Voici une journée pleine, la dernière journée de mes moins-de-25-ans. Avec Neige, j’ai arpenté Shanghai, sous le soleil pâle qui réchauffe par temps froid. A vrai dire, je ne peux guère prétendre guide. A chaque fois que je fais visiter Shanghai, ce sont les amis arrivant à Shanghai qui me font redécouvrir cette ville, visiter les endroits où je n’ai jamais mis mes pieds, revisiter mes lieux préférés où j’aime me promener seule et à mon rythme, essayer les trajets aléatoires que je n’ai pas pris auparavant.
Traverser le pont en comptant les neufs zigzags. C’est la première fois que j’entre dans le jardin Yuyuan, avec le souvenir que j’ai. A l’accès du jardin, je me rends compte d’un sentiment agréablement étrange. Ce jardin même, déjà, me paraît étrange : un Shanghaien des 1700s l’a construit pour plaîre à son père, avant que la famille n’ait connu le déclin. La piété filiale, le 孝(Xiao), est devenu la cause directe de la construction de cet unique jardin classique de la ville même, dans un quartier qui n’est classique qu’en apparence. Le jardin entier semble être quelquechose de transplanté, et pourtant il fait son Histoire.

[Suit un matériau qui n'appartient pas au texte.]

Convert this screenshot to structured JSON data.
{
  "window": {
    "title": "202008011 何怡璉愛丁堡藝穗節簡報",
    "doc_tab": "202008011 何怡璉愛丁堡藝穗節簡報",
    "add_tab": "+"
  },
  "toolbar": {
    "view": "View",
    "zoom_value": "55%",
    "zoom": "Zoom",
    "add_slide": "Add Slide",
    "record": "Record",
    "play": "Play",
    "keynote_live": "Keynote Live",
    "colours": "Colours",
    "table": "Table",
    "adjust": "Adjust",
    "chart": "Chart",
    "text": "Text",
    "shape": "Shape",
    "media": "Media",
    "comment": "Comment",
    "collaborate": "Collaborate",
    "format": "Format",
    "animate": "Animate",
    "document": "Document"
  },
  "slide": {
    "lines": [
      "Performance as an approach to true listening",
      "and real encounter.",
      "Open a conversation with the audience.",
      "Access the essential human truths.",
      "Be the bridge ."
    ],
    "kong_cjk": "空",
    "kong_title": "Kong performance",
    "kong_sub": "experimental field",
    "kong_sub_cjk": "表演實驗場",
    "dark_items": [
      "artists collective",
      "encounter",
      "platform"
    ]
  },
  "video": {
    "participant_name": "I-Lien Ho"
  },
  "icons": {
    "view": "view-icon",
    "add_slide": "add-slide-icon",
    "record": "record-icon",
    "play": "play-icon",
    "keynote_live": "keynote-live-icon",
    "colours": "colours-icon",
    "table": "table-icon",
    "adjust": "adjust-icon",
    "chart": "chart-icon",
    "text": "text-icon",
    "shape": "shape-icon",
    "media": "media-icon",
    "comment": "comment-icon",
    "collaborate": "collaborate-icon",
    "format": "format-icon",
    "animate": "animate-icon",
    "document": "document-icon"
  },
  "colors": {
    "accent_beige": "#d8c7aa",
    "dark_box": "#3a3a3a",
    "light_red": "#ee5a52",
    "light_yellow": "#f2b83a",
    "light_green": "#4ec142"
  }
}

J’ai toujours eu de la peine pour décrypter le sens des caractères calligraphiques, les signes symboliques de telles ou telles pierres ou de tels ou tels seuils. On suit librement les pistes qui nous mènent vers les différentes cours, vers les salles, les pavillons, les rocailles, l’étang, vers les couloirs à demi ouverts. Détour après détour, j’y perds le repère et du temps et de l’espace, et je ne peux rien faire avec les idées flottantes que de me laisser emmener ailleurs que là où je suis.
Les façades de Bergame me sont revenues à l’esprit. Les statues religieuses y sont souvent plus somptueuses que les gravures du Yuyuan, mais les deux sont réalisées avec autant de minutie et de raffinement. Les concepteurs du Pavillon France n’ont donc pas tort de rappeler que l’Europe et la Chine partagent la culture jardinière, l’conographique et l’idéographique devraient avoir plus ou moins les language en commun. Je reprends mon habitude et me contente de faire les travellings ralentis de la vue : les miniatures en haut des toits, les figures gravées sur les portes en bois, les courbes aériennes, les pics et les grottes.
A un autre moment, on cherche « la scène d’opéra ancienne» comme ce qu’est indiqué sur le panneau, tandis que l’on ne voit que les salles. Neige dit qu’hé alors, les anciens jouent l’opéra dans les salles ? Je dis que ce devrait être vers le fond de la cour, que ce serait les planches avec quatre pieds en bois.
Nous y sommes. Les planches, trop sobres pour être intégrées au climat du jardin, se sont retirées à la moitié sombre de la cour. Dès que je les ai vu, je me trouve de nouveau hantée par la mémoire. M’est survenue l’illusion d’une figure mince et petite, assise sur les planches et qui dessine.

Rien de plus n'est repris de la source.